Por outro lado, o invejoso, sendo uma pessoa frágil, pode se render à sua própria insignificância provocando, antes disso, graves prejuízos na vida do invejado. A crítica é uma das reações do invejoso, sendo uma das formas mais sutis de invejar e, ao mesmo tempo, a mais evidente. Isto porque, sempre que se calunia alguém ou o critica destrutivamente é porque a pessoa está se sentindo inferior a outra, e assim surge a necessidade em falar mal da pessoa invejada.

Estes sentimentos de frustração e de inferioridade são gerados pelo fato de a pessoa não se sentir capaz de realizar ações úteis para si e para os outros, estabelecendo assim um complexo de inferioridade em relação á pessoa invejada. A Inveja sempre vem associada à baixa autoestima, ao medo, à insegurança, o sentimento de incapacidade e a sensação de injustiça.

Assim, quem sai mais prejudicado da Inveja não são os outros, mas quem inveja. Ela é destrutiva, corrói a autoestima e destrói o crescimento individual porque não produz mudanças favoráveis ao seu desenvolvimento pessoal.
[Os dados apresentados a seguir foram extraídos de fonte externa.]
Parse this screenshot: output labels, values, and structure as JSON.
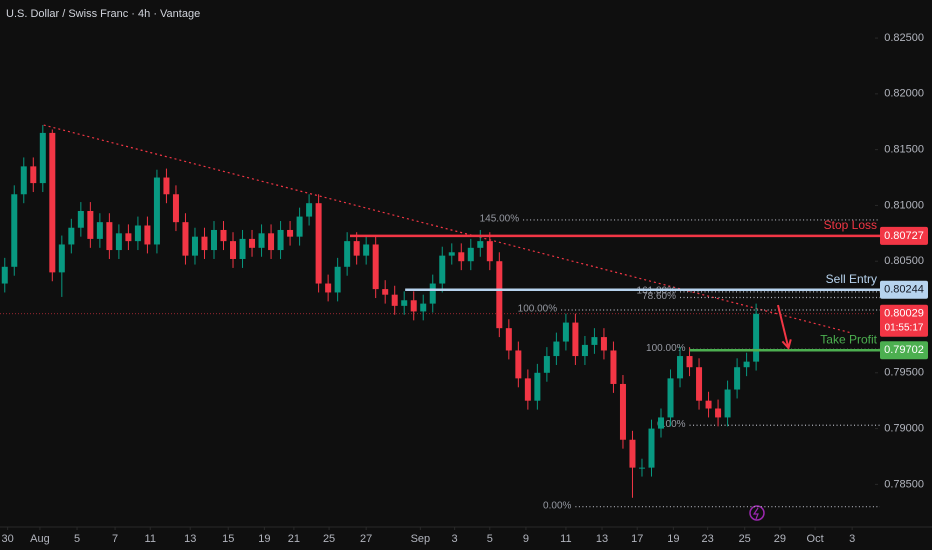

O invejoso, contaminado pelo ódio, considera como pessoas más as pessoas que são boas e, por não conseguir o que o invejado consegue, faz com que as qualidades do indivíduo fiquem escondidas. Frustrado, e por negar os seus próprios sentimentos negativos, o invejoso coloca todo o tipo de sentimentos maus na pessoa que ele inveja.

O invejoso, assim, acaba mentindo e torcendo a verdade, começando por sua própria percepção das coisas. De fato, o trabalho de difamação do outro se instaura dentro dele próprio, antes de alcançar o outro. Ele enxerga as coisas de forma distorcida e acredita tanto no que vê que quando passa para as outras pessoas parece sincero, e pior, parece vítima.

Ele sufoca tanto a realidade que acredita mesmo no que fala. E precisa fazer isso, porque não suportaria reconhecer sua própria inveja. Assim cria uma bola de neve venenosa em direção ao invejado com o intuito de eliminá-lo do território, e assim não ter que conviver mais com a realidade da sua própria incapacidade e fraqueza.

A psicoterapia pode ser um recurso de grande valor nesses casos, uma vez que trabalha no sentido do indivíduo se encontrar, ter um grande encontro consigo mesmo no reconhecimento de seus aspectos bons e positivos. A estabilidade do vínculo terapêutico e o que se vive nele podem resgatar as estruturas básicas emocionais do indivíduo causando um maior bem estar consigo mesmo e com o mundo.